Leaders of New York's financial community are increasingly disturbed about official Washington's failure to come to grips with the next fiscal year's federal budget. They fear that interest rates will stay high, that financial markets will become more and more unstable and that American business will fall deeper into debt and, therefore, deeper into trouble.
To them, the gap between government--the business of Washington, and finance--the business of Wall Street, is larger than ever.
"You are going to have more casualties, and you wonder when they are going to see the chaos they are causing," says Robert H.B. Baldwin, who as president of Morgan Stanley Inc. is a major figure on Wall Street. Like many financial leaders, Baldwin is angry about the budget mess.
"The thing that is really disturbing people is that we are building into the system more and more fragility," Baldwin said, citing the uneasiness generated here recently by the shakiness of two government securities firms, Drysdale Government Securities and Comark.
George L. Ball, president of The E.F. Hutton Group Inc., agrees. "Not only has the interaction between the administration and the houses of Congress been slipshod but, bluntly, the motives of most parties is more selfish than selfless," Ball said.
"This is one of the rare occasions when the investing public and the investment community share a real sense of disappointment in the lack of alacrity, clarity or conviction being shown by the body politic," he added.
Earlier this spring, market and economic analysts here were widely predicting that a budget compromise, based on reductions in both domestic and defense spending, would create a favorable stock market environment, helping spur a broad economic recovery.
Instead, the stock market is slumping, no broad recovery is in sight, and some Wall Street experts are suggesting that the outcome of the budget debate ultimately may be irrelevant to the recovery of the stock market and the economy. "The hoopla about the budget is basically hoopla," Ball said. "Right now, the budget and the interparty squabbling is being used as the magnet for the markets' problems. In the absence of that, people would blame the tides."
"It will be very difficult to engineer any sustained economic recovery without budget compromise," noted Steven G. Einhorn, vice chairman of Goldman, Sachs & Co.'s investment policy committee. "But people who were looking for a tonic from the compromise were pollyannaish."
In a recent paper, Einhorn used a series of Shakespearean play titles, beginning with a "Comedy of Errors," to describe the budget talks and to toy with his own frustration with political theater. "We are confident 'The Tempest' lies ahead--continued hard and prolonged budget negotiations," he wrote late last month.
"To the average person out there grappling with unemployment, cuts in wages and layoffs, this process looks silly," Einhorn said this week.
Moaning about Washington is nothing new in corporate board rooms, but even one-time Washington appointees like Baldwin, who served as Navy undersecretary in the Johnson administration, express disgust for the political tug of war between the White House and Capitol Hill.
"You just want to throw up your hands and wonder if they are just going to play politics with this," said Baldwin, who has visited Washington regularly to urge top administration and congressional leaders to clean up the mess.
"If they had worked this out, I could have become very bullish about interest rates and the future of the economy," Baldwin said.
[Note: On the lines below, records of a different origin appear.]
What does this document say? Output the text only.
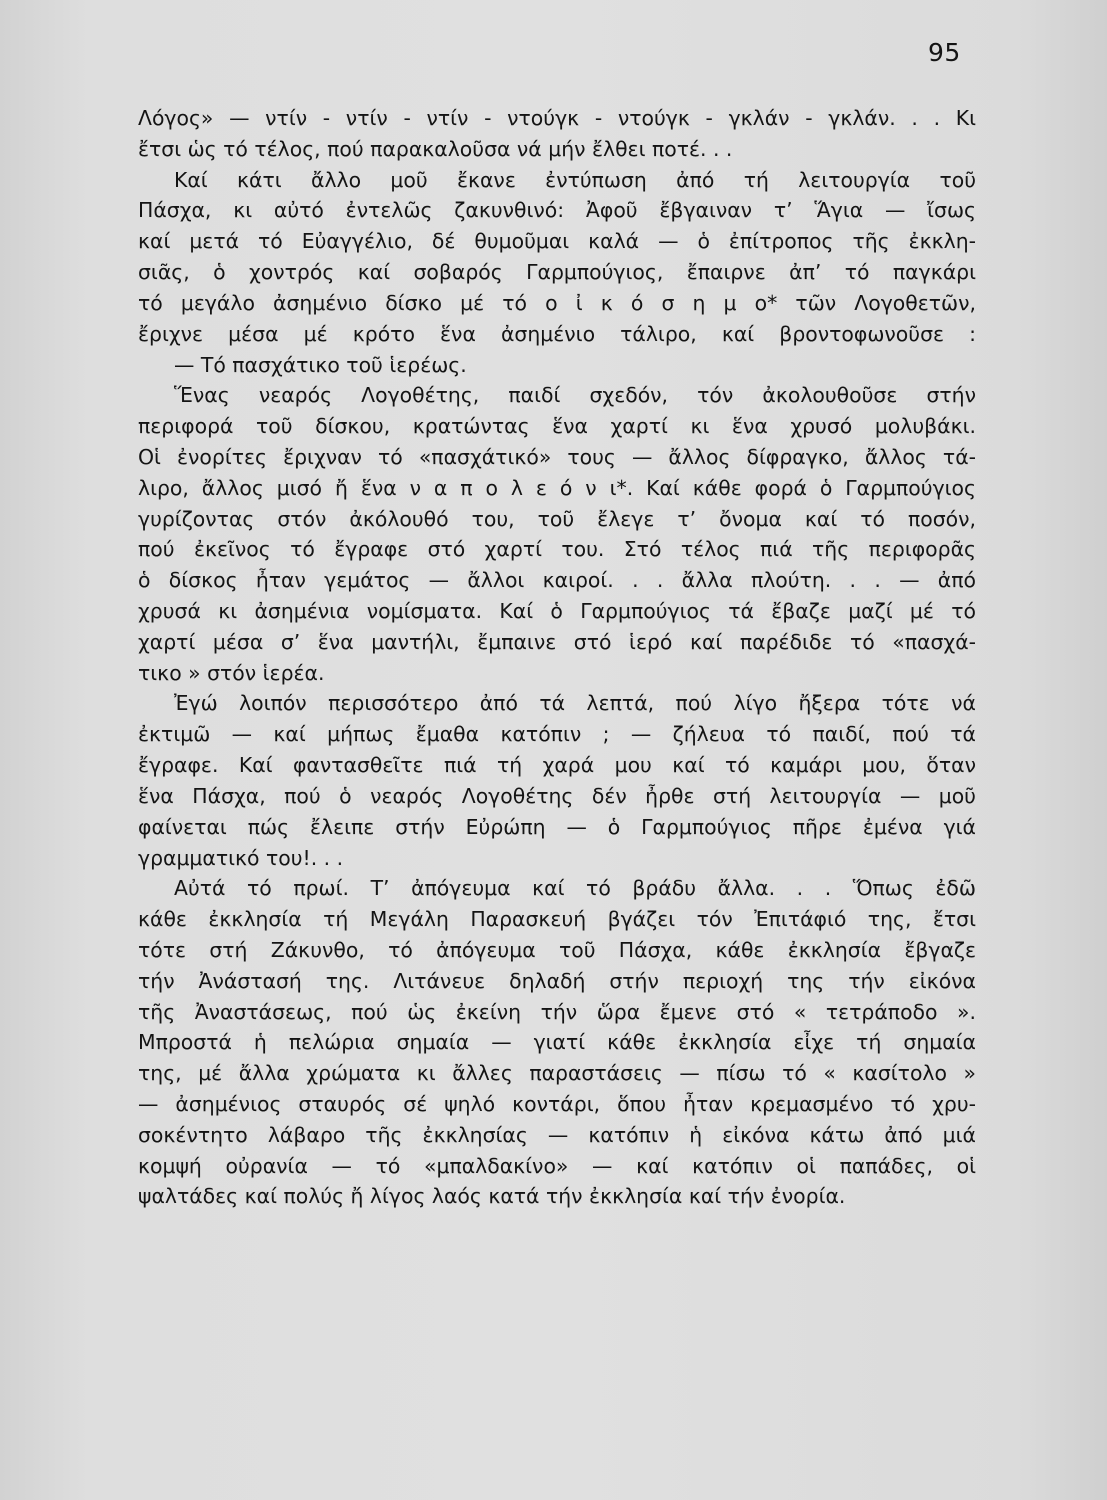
95
Λόγος» — ντίν - ντίν - ντίν - ντούγκ - ντούγκ - γκλάν - γκλάν. . . Κι
ἔτσι ὡς τό τέλος, πού παρακαλοῦσα νά μήν ἔλθει ποτέ. . .
Καί κάτι ἄλλο μοῦ ἔκανε ἐντύπωση ἀπό τή λειτουργία τοῦ
Πάσχα, κι αὐτό ἐντελῶς ζακυνθινό: Ἀφοῦ ἔβγαιναν τ’ Ἅγια — ἴσως
καί μετά τό Εὐαγγέλιο, δέ θυμοῦμαι καλά — ὁ ἐπίτροπος τῆς ἐκκλη-
σιᾶς, ὁ χοντρός καί σοβαρός Γαρμπούγιος, ἔπαιρνε ἀπ’ τό παγκάρι
τό μεγάλο ἀσημένιο δίσκο μέ τό ο ἰ κ ό σ η μ ο* τῶν Λογοθετῶν,
ἔριχνε μέσα μέ κρότο ἕνα ἀσημένιο τάλιρο, καί βροντοφωνοῦσε :
— Τό πασχάτικο τοῦ ἱερέως.
Ἕνας νεαρός Λογοθέτης, παιδί σχεδόν, τόν ἀκολουθοῦσε στήν
περιφορά τοῦ δίσκου, κρατώντας ἕνα χαρτί κι ἕνα χρυσό μολυβάκι.
Οἱ ἐνορίτες ἔριχναν τό «πασχάτικό» τους — ἄλλος δίφραγκο, ἄλλος τά-
λιρο, ἄλλος μισό ἤ ἕνα ν α π ο λ ε ό ν ι*. Καί κάθε φορά ὁ Γαρμπούγιος
γυρίζοντας στόν ἀκόλουθό του, τοῦ ἔλεγε τ’ ὄνομα καί τό ποσόν,
πού ἐκεῖνος τό ἔγραφε στό χαρτί του. Στό τέλος πιά τῆς περιφορᾶς
ὁ δίσκος ἦταν γεμάτος — ἄλλοι καιροί. . . ἄλλα πλούτη. . . — ἀπό
χρυσά κι ἀσημένια νομίσματα. Καί ὁ Γαρμπούγιος τά ἔβαζε μαζί μέ τό
χαρτί μέσα σ’ ἕνα μαντήλι, ἔμπαινε στό ἱερό καί παρέδιδε τό «πασχά-
τικο » στόν ἱερέα.
Ἐγώ λοιπόν περισσότερο ἀπό τά λεπτά, πού λίγο ἤξερα τότε νά
ἐκτιμῶ — καί μήπως ἔμαθα κατόπιν ; — ζήλευα τό παιδί, πού τά
ἔγραφε. Καί φαντασθεῖτε πιά τή χαρά μου καί τό καμάρι μου, ὅταν
ἕνα Πάσχα, πού ὁ νεαρός Λογοθέτης δέν ἦρθε στή λειτουργία — μοῦ
φαίνεται πώς ἔλειπε στήν Εὐρώπη — ὁ Γαρμπούγιος πῆρε ἐμένα γιά
γραμματικό του!. . .
Αὐτά τό πρωί. Τ’ ἀπόγευμα καί τό βράδυ ἄλλα. . . Ὅπως ἐδῶ
κάθε ἐκκλησία τή Μεγάλη Παρασκευή βγάζει τόν Ἐπιτάφιό της, ἔτσι
τότε στή Ζάκυνθο, τό ἀπόγευμα τοῦ Πάσχα, κάθε ἐκκλησία ἔβγαζε
τήν Ἀνάστασή της. Λιτάνευε δηλαδή στήν περιοχή της τήν εἰκόνα
τῆς Ἀναστάσεως, πού ὡς ἐκείνη τήν ὥρα ἔμενε στό « τετράποδο ».
Μπροστά ἡ πελώρια σημαία — γιατί κάθε ἐκκλησία εἶχε τή σημαία
της, μέ ἄλλα χρώματα κι ἄλλες παραστάσεις — πίσω τό « κασίτολο »
— ἀσημένιος σταυρός σέ ψηλό κοντάρι, ὅπου ἦταν κρεμασμένο τό χρυ-
σοκέντητο λάβαρο τῆς ἐκκλησίας — κατόπιν ἡ εἰκόνα κάτω ἀπό μιά
κομψή οὐρανία — τό «μπαλδακίνο» — καί κατόπιν οἱ παπάδες, οἱ
ψαλτάδες καί πολύς ἤ λίγος λαός κατά τήν ἐκκλησία καί τήν ἐνορία.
Instead, "Markets are thinner, people are much more careful about where they extend credit, volatility is up and more companies are suffering.
"Three or four months ago, people on both sides of the aisle felt a compromise was possible and that entitlements must be brought under control. Since then, everything has been downhill. Now it's been politicized.
"If you don't have a budget, just assume that interest rates are going to stay higher longer and there will be more casualties in the business and financial markets," Baldwin said. "But if they come up with a budget nobody believes, it's not that much better than no budget at all. Credible investors worldwide and on Wall Street will see through that very quickly, and things will get even more fragile."
But even though Wall Street executives like Baldwin are unhappy with Washington, they direct their anger not at the often perplexing congressional budget process, but at the Democratic and Republican leaders who run the show.
It is difficult, however, to predict the political impact of the chorus of dissatisfation. Like the public at large, Wall Street executives are reluctant to directly blame President Reagan for the deficit-spending policies.
"The series of reviews and mandates required by the budget act is probably wise and has worked quite well in the past," Ball observed. "Unfortunately, now it appears that 'political reality' is being used as a rationale for things that might not be in the interests of the national economy."